No matter if you have skilled nursing, CNA, 24/7 or part-time caregivers coming into your home, there is always the risk that this person may also bring in those unwanted guests. There are some assistive caregivers that will become just like family to you and your child. This can be a very good thing in many ways. For this particular article, it may mean that your nurse(s) will take your child into consideration when making their own social plans such as asking their friends or loved ones all the same questions about illness exposure that you would ask if you were planning a social outing yourself. But there are also precautions that you can request your caregivers take and most will honor those requests without question or complaint.
* Request your nurse(s) shower immediately prior to his/her shift.
* Have all shoes left at the door.
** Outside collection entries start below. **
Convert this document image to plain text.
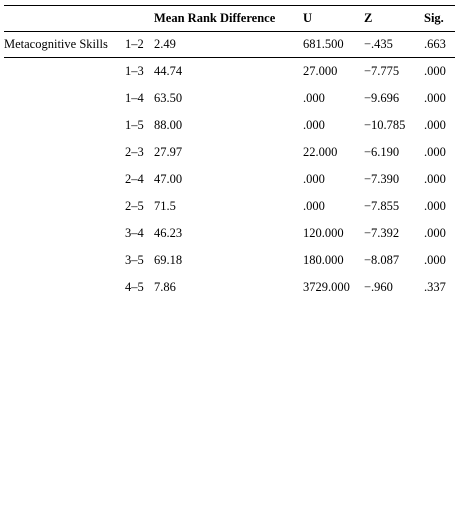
		Mean Rank Difference	U	Z	Sig.
Metacognitive Skills	1–2	2.49	681.500	−.435	.663
	1–3	44.74	27.000	−7.775	.000
	1–4	63.50	.000	−9.696	.000
	1–5	88.00	.000	−10.785	.000
	2–3	27.97	22.000	−6.190	.000
	2–4	47.00	.000	−7.390	.000
	2–5	71.5	.000	−7.855	.000
	3–4	46.23	120.000	−7.392	.000
	3–5	69.18	180.000	−8.087	.000
	4–5	7.86	3729.000	−.960	.337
Ask them to buy Crocs or another pair of shoes that can be left in your home, thus ensuring cleanliness and safety with transfers.
* Your nurse(s) can also wear clean “street clothes” to your home and bring their scrubs in a clean duffle bag so that there are no external contaminants on their clothing.
* Make sure that all hair is either cut short or pulled up so it is off the collar of the uniform.
* Have antibacterial wipes available and request that pens, phones, and all other materials brought into your child’s immediate area be cleaned.
More often than not, your in-home caregiver will be spending several hours through the day/night with your child in your home making it more important that these precautions are closely observed to further safeguard your child.
Home Visit Therapists
Whereas it is not very practical to ask your therapists bring in and change their clothes for their 1 hour visit, there are other steps that can be taken.
* Leave their shoes at the door. It is also a good idea to have shoe covers to go over their socks. This will give them some traction, which is especially important on hardwood floors.
* Have all therapists, as well as anyone visiting your home, put on a mask at the door.
* Purchase long cotton lab coats, white if possible, so that they can be bleached between each use. Have the therapist put on the coat over their scrubs and button the front buttons. This provides a barrier between them and your child.
* Have them wash and keep gloves on for the duration of the visit.
* If the therapist touches his/her face, clothes, equipment, etc., then the old gloves should be removed, hands sanitized and new gloves donned.
These steps are not only good protocol during the sick season but year-round as well. This will help you establish a routine and produces consistency in what you expect from your caregivers. Remember to speak up, and do so confidently. You are your child’s advocate. As unbelievable as it seems, there will be those that will fight these very simple requests every step of the way. Be strong and unfaltering, as your child depends on it.